Associação vê erro conceitual na
proposta
A Associação
Brasileira de Empresas de Pesquisa (Abep) reagiu duramente à iniciativa. Em
nota, a entidade afirmou que o projeto parte de uma premissa incorreta ao
tratar pesquisas como previsões eleitorais.
“Pesquisas medem a
intenção de voto no momento em que são realizadas. Não são previsões nem
promessas de resultado. Entre a entrevista e a votação, eleitores mudam de
opinião, deixam de votar ou alteram seu comportamento. Exigir que uma pesquisa
‘acerte’ o resultado é confundir ciência com bola de cristal”, declarou a
associação.
A Abep também
argumenta que a proposta pode gerar efeitos indesejados sobre o mercado de
pesquisas. Segundo a entidade, a medida cria um “incentivo perverso”,
permitindo que empresas sem rigor metodológico ajustem seus números às
pesquisas já divulgadas por institutos consolidados apenas para aumentar suas
chances de receber a certificação.
Além disso, a
associação criticou a possibilidade de a Justiça Eleitoral assumir o papel de
avaliadora da qualidade das pesquisas com base exclusivamente na proximidade
dos resultados.
“Causa especial
preocupação que a Justiça Eleitoral pretenda assumir o papel de árbitro da
qualidade das pesquisas a partir de um critério tecnicamente equivocado. A
avaliação da qualidade de um levantamento deve considerar metodologia, desenho
amostral, transparência, execução do campo e aderência às boas práticas
científicas — não apenas a proximidade entre um retrato da opinião pública e um
resultado que ainda estava por acontecer quando a pesquisa foi realizada”,
afirmou.
Especialistas apontam risco de
desestimular pesquisas
O fundador do
instituto Ideia, Maurício Moura, também criticou a proposta. Ele afirmou que o
selo não contribuiria para aumentar a transparência das pesquisas e poderia
reduzir a divulgação de levantamentos nos dias que antecedem a eleição.
“Pesquisa não é um modelo preditivo, é um retrato
do momento. Não dá para comparar um levantamento feito cinco dias antes da
eleição com outro realizado na véspera. Essa comparação é impossível. E, mesmo
que fosse feita, como considerar a margem de erro, que é um aspecto altamente
técnico? Não me parece uma boa saída. Acho que isso pode desestimular os
institutos a registrar pesquisas nos últimos sete dias de campanha, porque eles
ficariam sujeitos a uma métrica bastante inadequada“, afirmou.
Na mesma linha, a
diretora do Datafolha, Luciana Chong, avaliou que a proposta ignora aspectos
fundamentais da metodologia das pesquisas eleitorais.
“Pesquisas são
estimativas estatísticas, sujeitas à margem de erro, diferentes metodologias,
momentos distintos de coleta e mudanças no comportamento do eleitorado. Não faz
sentido reduzi-las a um ranking baseado apenas na proximidade com o resultado
final, como se fosse possível medir sua qualidade exclusivamente por esse
critério”, declarou.
AtlasIntel manifesta apoio ao selo
Em posição
diferente da maior parte dos institutos presentes na reunião, o CEO da
AtlasIntel, Andrei Roman, manifestou apoio à proposta do presidente do TSE.
Em publicação na
rede social X, Roman afirmou que a “AtlasIntel apoia a iniciativa do Ministro
Nunes Marques para a criação do selo de qualidade de pesquisas a partir de
critérios objetivos de precisão. Estamos à disposição para contribuir na
discussão metodológica, a partir de iniciativas semelhantes a nível
internacional.”
A proposta ainda deverá ser debatida pelo Tribunal
Superior Eleitoral antes de eventual regulamentação para as próximas eleições.
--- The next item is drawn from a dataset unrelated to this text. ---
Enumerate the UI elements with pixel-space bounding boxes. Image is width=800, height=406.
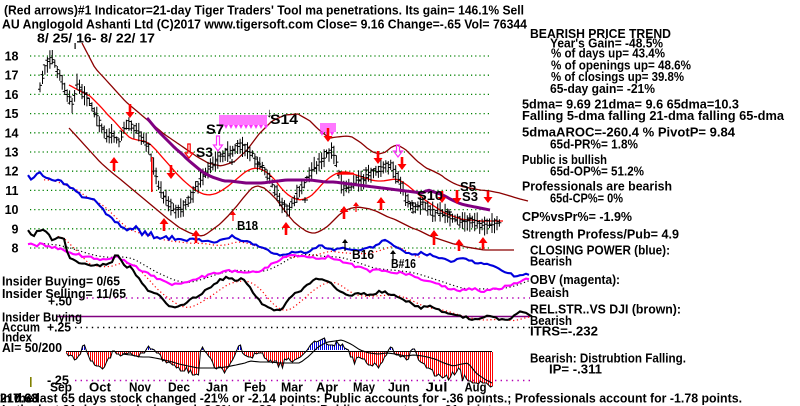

EM TEMPO: O que deve ser feito é a aprovação de uma Resolução obrigando os Institutos de Pesquisa a entregarem mensalmente a devida Prestação de Contas antes e durante o pleito eleitoral, assim como é obrigatório para os candidatos. Afinal de contas, faz-se necessário saber quem são os "bondosos e gastadores" financiadores, uma vez que uma pesquisa em Garanhuns é em torno de R$10.000,00. Já a nível estadual é acima de R$30.000,00. Quem financia? Mas, é bom abrir o debate, porque pesquisa em demasia pode induzir o eleitor ao erro. Ok, Moçada!